20 oktober 2025
De tijd tussen het opleveren van het Integraal Huisvestings Plan (IHP) en de realisatie van onderwijsprojecten is veel te lang. Maarten Groenen van ICSadviseurs, heeft menig IHP opgesteld en komt na een aantal jaren terug bij gemeenten voor een
herijking. Met teveel regelmaat constateert hij dat er dan slechts enkele projecten daadwerkelijk gerealiseerd zijn. Dat moet en kán anders, zegt hij.
Het traject om te komen tot een IHP is intensief. Er moet een visie komen op het onderwijs, met doorvertaling naar huisvesting. Welke partijen willen we betrekken, welke kindvoorzieningen zijn nodig? En hoe staan de gebouwen ervoor? Het is een traject van visie ontwikkelen, inventariseren, analyse, planvorming én prioriteren. Groenen: ‘Het passeren van het IHP door de gemeenteraad is een prachtig sluitstuk van zo’n traject. Maar feitelijk is het pas het begin van de vervangings- en verduurzamingsslag. De koers is bepaald, de neuzen staan de zelfde kant op, we weten wat er te doen is. Ná het IHP beginnen we écht.
Integraler dan ooit
ICSadviseurs, toen nog Informatie Centrum Scholenbouw, stond aan de wieg van het eerste IHP. Groenen: ‘De wereld is wel veranderd. In die allereerste IHP’s werd vooral gekeken of er voldoende lokalen waren. De stap naar realisatie was relatief eenvoudig. Er was behoefte aan nieuwe scholen, er was ruimte en er waren budgetten. De huidige IHP zijn beleidsrijker geworden. Geen alinea, maar een heel hoofdstuk over thema’s als verbinding met de wijk, meer groen op het schoolplein, de verticale samenwerking met onderwijs- of kind-gerelateerde partijen. Maatschappelijke thema’s die raken aan onderwijshuisvesting. Zowel gemeenten als schoolbesturen willen daar ook hun rol en verantwoordelijkheid in nemen. Het IHP kijkt veel meer over de domeinen heen en is dus integraler dan ooit.’
Wat is nodig om het gat tussen IHP en realisatie te dichten?
Idealiter ligt er, met het IHP, ook een uitvoeringsplan, zoals dat in de Handreiking IHP, wordt voorgesteld. In de praktijk is dit echter niet altijd het geval. ‘We adviseren gemeenten en besturen om de projectstructuur van het IHP vast te houden voor het uitvoeringsplan. Bekijk welke andere partijen betrokken moeten worden en behoudt de projectaanpak. Je benut dan de opgedane kennis en ervaring. En belangrijk, je behoudt ook de energie die ontstaat tijdens het IHP traject.’ ‘We zien natuurlijk ook dat gemeenten daarin beperkt zijn. Vooral de capaciteit, de mankracht, en soms ook expertise ontbreekt om met die uitvoering aan de slag te gaan. In het begrotingsvoorstel van het IHP adviseren we dan ook om budget op te nemen voor het inhuren van expertise of aanstellen van een projectleider.’
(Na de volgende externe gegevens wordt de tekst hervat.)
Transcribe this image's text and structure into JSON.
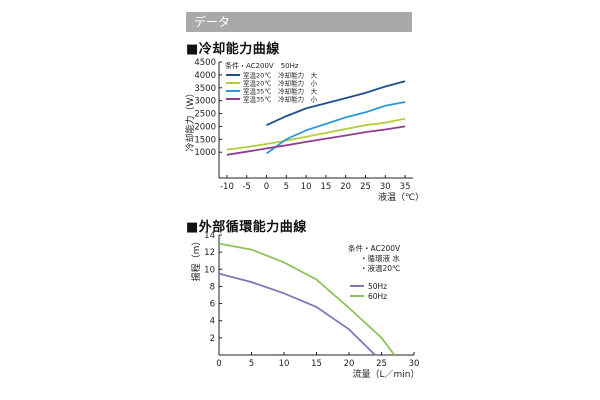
{
  "section_title": "データ",
  "chart_data": [
    {
      "type": "line",
      "title": "■冷却能力曲線",
      "xlabel": "液温（℃）",
      "ylabel": "冷却能力（W）",
      "xlim": [
        -12,
        37
      ],
      "ylim": [
        0,
        4500
      ],
      "xticks": [
        -10,
        -5,
        0,
        5,
        10,
        15,
        20,
        25,
        30,
        35
      ],
      "yticks": [
        1000,
        1500,
        2000,
        2500,
        3000,
        3500,
        4000,
        4500
      ],
      "legend_title": "条件・AC200V　50Hz",
      "legend_position": "top-left",
      "grid": false,
      "series": [
        {
          "name": "室温20℃　冷却能力　大",
          "color": "#1f4e8c",
          "x": [
            0,
            5,
            10,
            15,
            20,
            25,
            30,
            35
          ],
          "y": [
            2050,
            2400,
            2700,
            2900,
            3100,
            3300,
            3550,
            3750
          ]
        },
        {
          "name": "室温20℃　冷却能力　小",
          "color": "#b2cf3a",
          "x": [
            -10,
            -5,
            0,
            5,
            10,
            15,
            20,
            25,
            30,
            35
          ],
          "y": [
            1100,
            1200,
            1320,
            1450,
            1600,
            1750,
            1900,
            2050,
            2150,
            2300
          ]
        },
        {
          "name": "室温35℃　冷却能力　大",
          "color": "#2d9ad6",
          "x": [
            0,
            5,
            10,
            15,
            20,
            25,
            30,
            35
          ],
          "y": [
            950,
            1500,
            1850,
            2100,
            2350,
            2550,
            2800,
            2950
          ]
        },
        {
          "name": "室温35℃　冷却能力　小",
          "color": "#8e3f8f",
          "x": [
            -10,
            -5,
            0,
            5,
            10,
            15,
            20,
            25,
            30,
            35
          ],
          "y": [
            900,
            1020,
            1150,
            1270,
            1400,
            1530,
            1650,
            1780,
            1880,
            2000
          ]
        }
      ]
    },
    {
      "type": "line",
      "title": "■外部循環能力曲線",
      "xlabel": "流量（L／min）",
      "ylabel": "揚程（m）",
      "xlim": [
        0,
        30
      ],
      "ylim": [
        0,
        14
      ],
      "xticks": [
        0,
        5,
        10,
        15,
        20,
        25,
        30
      ],
      "yticks": [
        2,
        4,
        6,
        8,
        10,
        12,
        14
      ],
      "conditions": [
        "条件・AC200V",
        "・循環液 水",
        "・液温20℃"
      ],
      "legend_position": "right",
      "grid": false,
      "series": [
        {
          "name": "50Hz",
          "color": "#8474b6",
          "x": [
            0,
            5,
            10,
            15,
            20,
            22,
            24
          ],
          "y": [
            9.5,
            8.5,
            7.2,
            5.6,
            3.0,
            1.5,
            0
          ]
        },
        {
          "name": "60Hz",
          "color": "#8cc35a",
          "x": [
            0,
            5,
            10,
            15,
            20,
            25,
            27
          ],
          "y": [
            13,
            12.3,
            10.8,
            8.8,
            5.5,
            2.0,
            0
          ]
        }
      ]
    }
  ]
}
‘Voor de duidelijkheid’, benadrukt Groenen, ‘het ligt niet alleen aan de slagkracht van gemeenten of besturen. De huidige financiering past al jaren niet meer bij al die maatschappelijke thema’s die ondergebracht worden bij het onderwijs. Dat moet echt anders.’
Waar is winst te behalen?
Om de vaak beperkte euro’s zo goed mogelijk in te zetten is strategisch plannen cruciaal, stelt Groenen. Zo kun je inzetten op zogenaamde wissellocaties om tijdelijke (nood)huisvesting, een aanzienlijke kostenpost, te voorkomen en slim aansluiten op de natuurlijke onderhoudsmomenten. ‘Als we dan ook nog serieus werk maken van circulair bouwen en rekenen met restwaarde, valt er echt veel te winnen. Vanuit het Landelijke Programma Onderwijshuisvesting worden op dit moment tools ontwikkeld om de processen en producten binnen de realisatie van schoolgebouwen
efficiënter te maken. Standaardisatie en programmatische aanpak is daarbij het devies. ‘Eigenlijk precies zoals we dat deden, toen we nog een Informatiecentrum van het Ministerie waren. Hoewel dit Programma zeker niet alle knelpunten oplost, draagt het bij aan de inhaalslag die we moeten maken. Groenen: ‘Die vertraging in de uitvoering betekent dat we bijna een hele generatie aan kinderen in slechte gebouwen onderwijs geven.
We weten welk effect dit heeft op hun ontwikkeling. Dat is pijnlijk. Alle intenties zijn natuurlijk goed, maar als adviseur wil je uiteindelijk intenties en ambities wáármaken.’